Online lender Harmoney has laid out ambitious plans to lend a billion dollars a year to Australian consumers in a major push across the Tasman.
The Kiwi finance company revealed a $10.5 million statutory net loss in its first half-year result as a listed company on Wednesday.
The loss was a 20 per cent improvement from the $13m loss it made in the six months to December 2019.
The company's pro forma results - its preferred method of measurement which removes the impact of non-recurring items and aligns the accounting treatment for all its loans, shows it made a cash profit after tax of $1.24m - a $4m improvement on the prior comparable period.
Harmoney listed at A$3.50 or NZ$3.57 but its shares have fallen markedly since then touching a low of $2.28 on Monday.
Harmoney chief financial officer Simon Ward said its income was flat over the six months to December 31 at $41.55m despite the period being impacted by Covid-19.

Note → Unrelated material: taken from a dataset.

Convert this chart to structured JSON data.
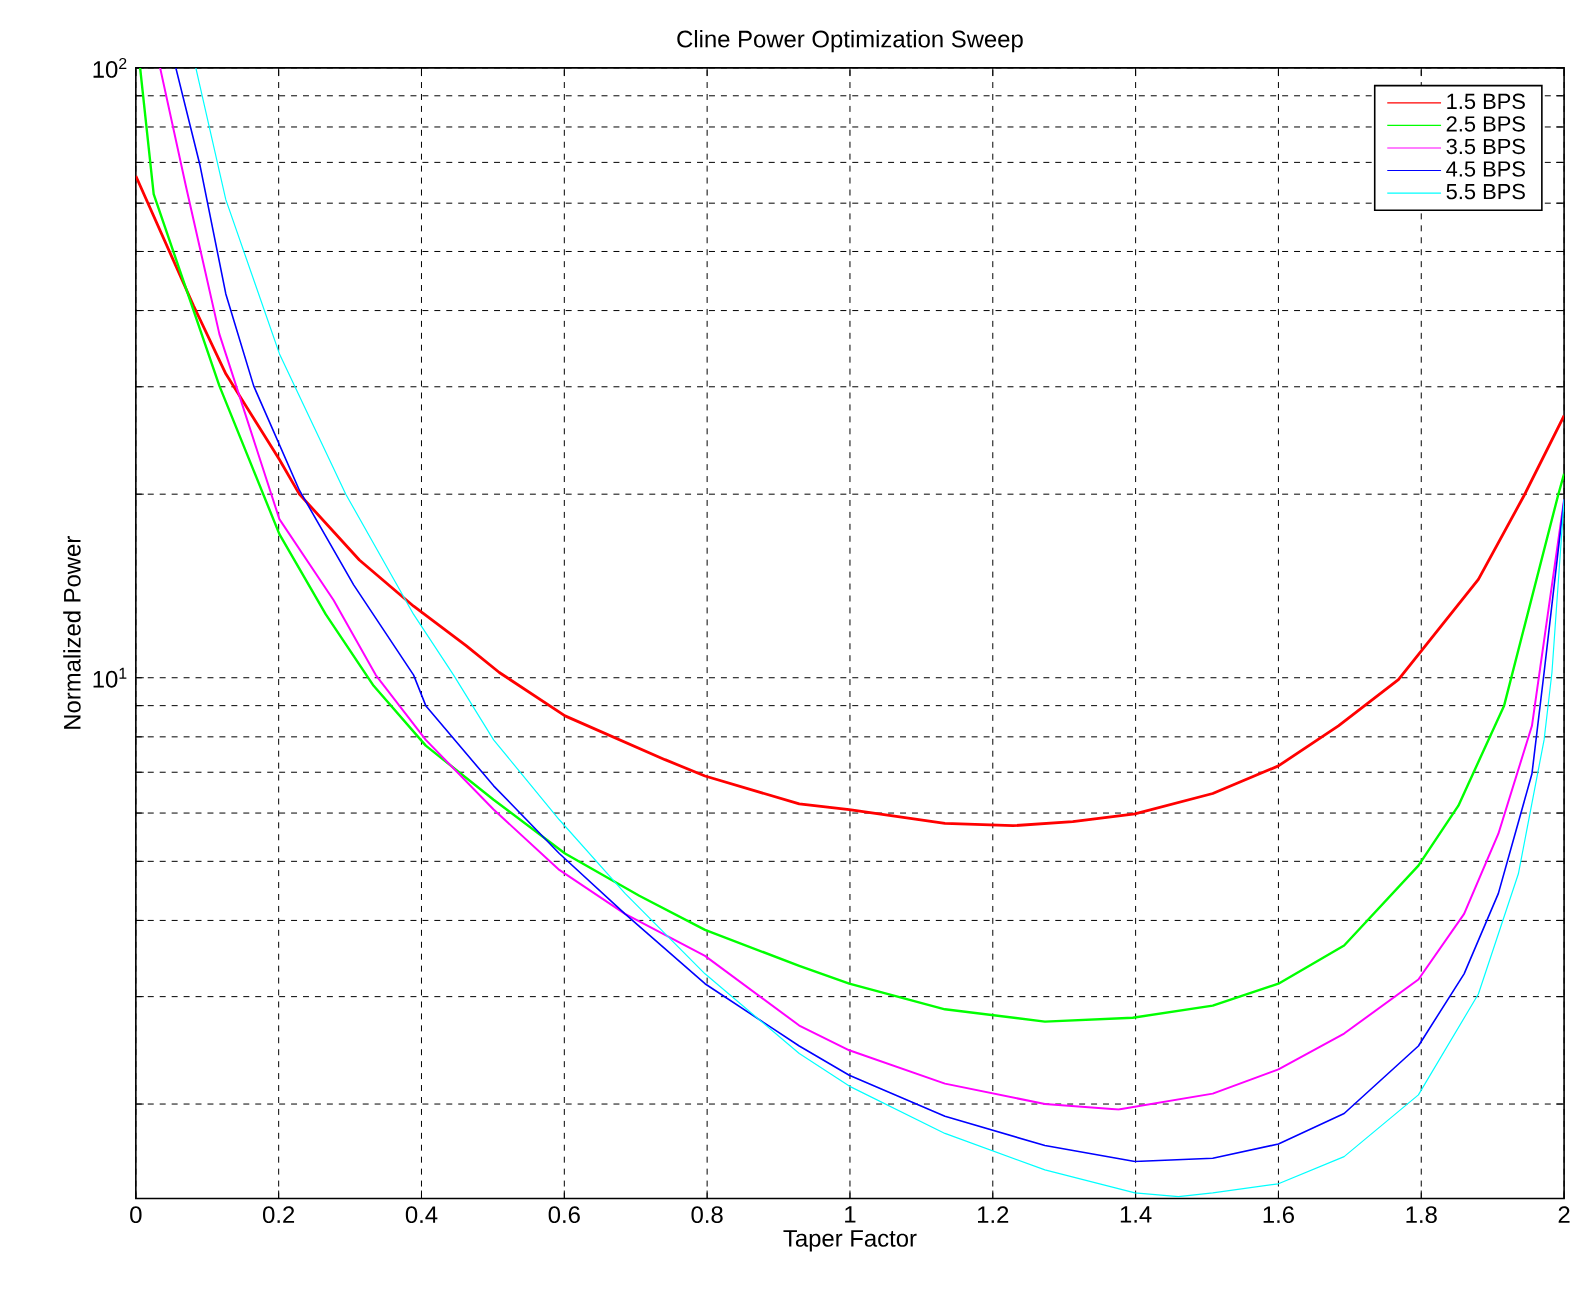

But loan originations were down 28 per cent to $193.7m as it took a more conservative approach to lending.
Expected credit loss provisions increased from 4.4 per cent to 5.7 per cent due to a higher Covid-related overlay.

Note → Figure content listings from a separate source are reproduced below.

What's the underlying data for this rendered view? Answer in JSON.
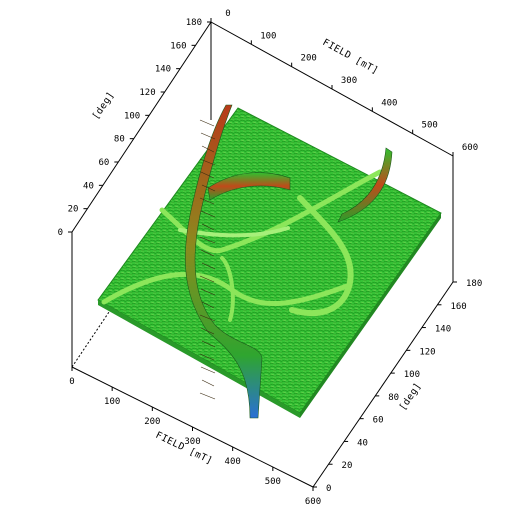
{
  "chart_data": {
    "type": "surface",
    "axes": {
      "x_near": {
        "label": "FIELD [mT]",
        "min": 0,
        "max": 600,
        "ticks": [
          0,
          100,
          200,
          300,
          400,
          500,
          600
        ]
      },
      "x_far": {
        "label": "FIELD [mT]",
        "min": 0,
        "max": 600,
        "ticks": [
          0,
          100,
          200,
          300,
          400,
          500,
          600
        ]
      },
      "y_right": {
        "label": "[deg]",
        "min": 0,
        "max": 180,
        "ticks": [
          0,
          20,
          40,
          60,
          80,
          100,
          120,
          140,
          160,
          180
        ]
      },
      "z_left": {
        "label": "[deg]",
        "min": 0,
        "max": 180,
        "ticks": [
          0,
          20,
          40,
          60,
          80,
          100,
          120,
          140,
          160,
          180
        ]
      }
    },
    "colors": {
      "surface": "#2fbf2f",
      "surface_light": "#8ce65a",
      "surface_dark": "#1f8f1f",
      "peak_red": "#b83a1a",
      "peak_blue": "#2a6fd6"
    },
    "grid": false,
    "legend": "none"
  }
}
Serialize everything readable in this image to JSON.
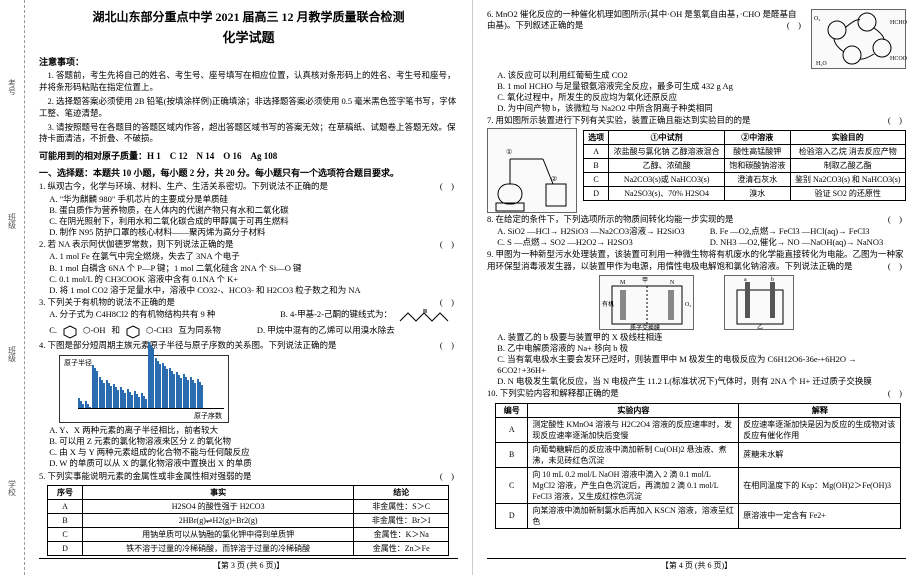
{
  "header": {
    "line1": "湖北山东部分重点中学 2021 届高三 12 月教学质量联合检测",
    "line2": "化学试题"
  },
  "binding_labels": [
    "考号",
    "班级",
    "班级",
    "学校"
  ],
  "notice_head": "注意事项：",
  "notices": [
    "1. 答题前，考生先将自己的姓名、考生号、座号填写在相应位置，认真核对条形码上的姓名、考生号和座号，并将条形码粘贴在指定位置上。",
    "2. 选择题答案必须使用 2B 铅笔(按填涂样例)正确填涂；非选择题答案必须使用 0.5 毫米黑色签字笔书写，字体工整、笔迹清楚。",
    "3. 请按照题号在各题目的答题区域内作答，超出答题区域书写的答案无效；在草稿纸、试题卷上答题无效。保持卡面清洁，不折叠、不破损。"
  ],
  "atomic_masses": "可能用到的相对原子质量：H 1　C 12　N 14　O 16　Ag 108",
  "part1_head": "一、选择题：本题共 10 小题，每小题 2 分，共 20 分。每小题只有一个选项符合题目要求。",
  "q1": {
    "stem": "1. 纵观古今，化学与环境、材料、生产、生活关系密切。下列说法不正确的是",
    "opts": [
      "A. \"华为麒麟 980\" 手机芯片的主要成分是单质硅",
      "B. 蛋白质作为营养物质，在人体内的代谢产物只有水和二氧化碳",
      "C. 在阴光照射下，利用水和二氧化碳合成的甲醇属于可再生燃料",
      "D. 制作 N95 防护口罩的核心材料——聚丙烯为高分子材料"
    ]
  },
  "q2": {
    "stem": "2. 若 NA 表示阿伏伽德罗常数，则下列说法正确的是",
    "opts": [
      "A. 1 mol Fe 在氯气中完全燃烧，失去了 3NA 个电子",
      "B. 1 mol 白磷含 6NA 个 P—P 键；1 mol 二氧化硅含 2NA 个 Si—O 键",
      "C. 0.1 mol/L 的 CH3COOK 溶液中含有 0.1NA 个 K+",
      "D. 将 1 mol CO2 溶于足量水中，溶液中 CO32-、HCO3- 和 H2CO3 粒子数之和为 NA"
    ]
  },
  "q3": {
    "stem": "3. 下列关于有机物的说法不正确的是",
    "opts_row1": {
      "a": "A. 分子式为 C4H8Cl2 的有机物结构共有 9 种",
      "b_label": "B. 4-甲基-2-己酮的键线式为：",
      "b_svg_label": "zigzag-ketone"
    },
    "opts_row2": {
      "c_pre": "C. ",
      "c_hex1": "⬡-OH",
      "c_mid": " 和 ",
      "c_hex2": "⬡-CH3",
      "c_post": " 互为同系物",
      "d": "D. 甲烷中混有的乙烯可以用溴水除去"
    }
  },
  "q4": {
    "stem": "4. 下图是部分短周期主族元素原子半径与原子序数的关系图。下列说法正确的是",
    "chart": {
      "type": "bar",
      "ylabel": "原子半径",
      "xlabel": "原子序数",
      "x": [
        1,
        2,
        3,
        4,
        5,
        6,
        7,
        8,
        9,
        10,
        11,
        12,
        13,
        14,
        15,
        16,
        17,
        18
      ],
      "heights": [
        8,
        6,
        34,
        25,
        22,
        19,
        17,
        15,
        14,
        12,
        52,
        40,
        36,
        32,
        29,
        27,
        25,
        23
      ],
      "bar_color": "#2b6cb0",
      "grid_color": "#d0d0d0",
      "label_fontsize": 7
    },
    "opts": [
      "A. Y、X 两种元素的离子半径相比，前者较大",
      "B. 可以用 Z 元素的氯化物溶液来区分 Z 的氧化物",
      "C. 由 X 与 Y 两种元素组成的化合物不能与任何酸反应",
      "D. W 的单质可以从 X 的氯化物溶液中置换出 X 的单质"
    ]
  },
  "q5": {
    "stem": "5. 下列实事能说明元素的金属性或非金属性相对强弱的是",
    "table": {
      "cols": [
        "序号",
        "事实",
        "结论"
      ],
      "rows": [
        [
          "A",
          "H2SO4 的酸性强于 H2CO3",
          "非金属性：S＞C"
        ],
        [
          "B",
          "2HBr(g)⇌H2(g)+Br2(g)",
          "非金属性：Br＞I"
        ],
        [
          "C",
          "用钠单质可以从钠融的氯化钾中得到单质钾",
          "金属性：K＞Na"
        ],
        [
          "D",
          "铁不溶于过量的冷稀硝酸，而锌溶于过量的冷稀硝酸",
          "金属性：Zn＞Fe"
        ]
      ]
    }
  },
  "q6": {
    "stem": "6. MnO2 催化反应的一种催化机理如图所示(其中·OH 是氢氧自由基，·CHO 是醛基自由基)。下列叙述正确的是",
    "opts": [
      "A. 该反应可以利用红葡萄生成 CO2",
      "B. 1 mol HCHO 与足量银氨溶液完全反应，最多可生成 432 g Ag",
      "C. 氧化过程中，所发生的反应均为氧化还原反应",
      "D. 为中间产物 b，该微粒与 Na2O2 中所含阴离子种类相同"
    ],
    "diagram_label": "catalysis-cycle"
  },
  "q7": {
    "stem": "7. 用如图所示装置进行下列有关实验，装置正确且能达到实验目的的是",
    "table": {
      "cols": [
        "选项",
        "①中试剂",
        "②中溶液",
        "实验目的"
      ],
      "rows": [
        [
          "A",
          "浓盐酸与氯化钠 乙醇溶液混合",
          "酸性高锰酸钾",
          "检验溶入乙烷 消去反应产物"
        ],
        [
          "B",
          "乙醇、浓硫酸",
          "饱和碳酸钠溶液",
          "制取乙酸乙酯"
        ],
        [
          "C",
          "Na2CO3(s)或 NaHCO3(s)",
          "澄清石灰水",
          "鉴别 Na2CO3(s) 和 NaHCO3(s)"
        ],
        [
          "D",
          "Na2SO3(s)、70% H2SO4",
          "溴水",
          "验证 SO2 的还原性"
        ]
      ]
    },
    "diagram_label": "distillation-setup"
  },
  "q8": {
    "stem": "8. 在给定的条件下，下列选项所示的物质间转化均能一步实现的是",
    "opts": [
      "A. SiO2 —HCl→ H2SiO3 —Na2CO3溶液→ H2SiO3",
      "B. Fe —O2,点燃→ FeCl3 —HCl(aq)→ FeCl3",
      "C. S —点燃→ SO2 —H2O2→ H2SO3",
      "D. NH3 —O2,催化→ NO —NaOH(aq)→ NaNO3"
    ]
  },
  "q9": {
    "stem": "9. 甲图为一种新型污水处理装置，该装置可利用一种微生物将有机废水的化学能直接转化为电能。乙图为一种家用环保型消毒液发生器，以装置甲作为电源，用惰性电极电解饱和氯化钠溶液。下列说法正确的是",
    "opts": [
      "A. 装置乙的 b 极要与装置甲的 X 极线柱相连",
      "B. 乙中电解质溶液的 Na+ 移向 b 极",
      "C. 当有氧电极水主要会发环己烃时，则装置甲中 M 极发生的电极反应为 C6H12O6-36e-+6H2O → 6CO2↑+36H+",
      "D. N 电极发生氧化反应，当 N 电极产生 11.2 L(标准状况下)气体时，则有 2NA 个 H+ 迁过质子交换膜"
    ],
    "diag_left": "fuel-cell-organic",
    "diag_right": "electrolysis-cell"
  },
  "q10": {
    "stem": "10. 下列实验内容和解释都正确的是",
    "table": {
      "cols": [
        "编号",
        "实验内容",
        "解释"
      ],
      "rows": [
        [
          "A",
          "测定酸性 KMnO4 溶液与 H2C2O4 溶液的反应速率时，发现反应速率逐渐加快后变慢",
          "反应速率逐渐加快是因为反应的生成物对该反应有催化作用"
        ],
        [
          "B",
          "向葡萄糖解后的反应液中滴加新制 Cu(OH)2 悬浊液、煮沸，未见砖红色沉淀",
          "蔗糖未水解"
        ],
        [
          "C",
          "向 10 mL 0.2 mol/L NaOH 溶液中滴入 2 滴 0.1 mol/L MgCl2 溶液，产生白色沉淀后，再滴加 2 滴 0.1 mol/L FeCl3 溶液，又生成红棕色沉淀",
          "在相同温度下的 Ksp：Mg(OH)2＞Fe(OH)3"
        ],
        [
          "D",
          "向某溶液中滴加新制氯水后再加入 KSCN 溶液，溶液呈红色",
          "原溶液中一定含有 Fe2+"
        ]
      ]
    }
  },
  "footers": {
    "left": "【第 3 页 (共 6 页)】",
    "right": "【第 4 页 (共 6 页)】"
  },
  "colors": {
    "text": "#000000",
    "border": "#000000",
    "dashed": "#999999",
    "bar": "#2b6cb0"
  }
}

But its marketing expenses dropped as it spent more time focusing on lending to existing customers.
Ward said its move away from using a peer-to-peer lending model to warehouse funding had also lowered its interest expenses by 12 per cent to $2.2m.
Harmoney chief executive David Stevens outlined the business' growth plans.
He said the size of the personal lending market in Australia was A$150 billion where as New Zealand was $15b.
Stevens said Harmoney was tapping into that sweet spot of convenience and efficient services at a time when online players were gaining on the banks whose share of the personal lending market had fallen from 90 per cent in 2015 to 50 per cent in 2018.
He also pointed to the rise in online purchasing which had gone up 113 per cent since 2015 at the expense of branch sales.
"For Harmoney this translates to total online inquiries surpassing $7.4b, of which $3b was in Australia."
Stevens said it planned on taking customer scale to the next level with its new lending model with a target of $1b in loan originations per annum in Australia.
Since launch in 2014 the company has done $1.9b in loan originations largely in New Zealand.
That billion-dollar target was based on its New Zealand conversion rate converting into the Australian market where it has operated for a few years.
Stevens said prior to releasing a new technology platform called Libra 1.7 into Australia on February 10 it had a 25 per cent conversion rate but two weeks under the new tool had seen its loan conversion rate rise to 100 per cent.
Longer term it expects this to settle at around 80 per cent.
He said a significant increase in new business then had a multiplier effect when combined with its three Rs programme where the average customer took two Harmoney loans.
"That is how we get to the billion dollars."
"We aren't focused on chasing new products or new segments we are focused on maximising our core products."
Stevens said it was planning an upgrade to Libra before the end of its financial year in June 30.
He said the roll-out of Libra was the first step in replicating its New Zealand performance in Australia.
The Libra system meant it was using an Australian-based credit scorecard. Up until recently it had been using New Zealand data to help make its lending decisions.
"Now we have been here three years, we have been able to build up 53,000 accounts to build up the data. We have got new characteristics of data that wasn't previously available."
That meant it was now approving loans to some applicants it had previously declined despite them having good credit profiles.
He said it was exciting for the business at it came at no extra cost to the business.
"The credit profiles remain the same in terms of customers we are bringing in."
The company had still to largely deploy the money it raised through its IPO and Stevens said it planned to bring its marketing spend back to historical levels after toning it down through last year.
Stevens said it cut off its highest risk grade of lending in New Zealand last year with Covid and had not gone back to it.
"I don't think anyone is under any illusions, particularly in Australia there is obviously a lot of cash in the economy from government stimulus and people drawing down on super."
That was not so much the case in New Zealand where stimulus largely ran off in September October.
"I think we are still going to take a fairly cautious view to that but you can see that we can achieve pretty strong origination volume without going down to that riskier grade."
He said its technology was highly scalable and could handle its targeted increase in originations.
"Obviously a billion dollars is a big number. But it's something hopefully you can see from addressable market size, increasing conversions which we believe is achievable and then overlaying three Rs. The billion dollars becomes a target but something within striking distance."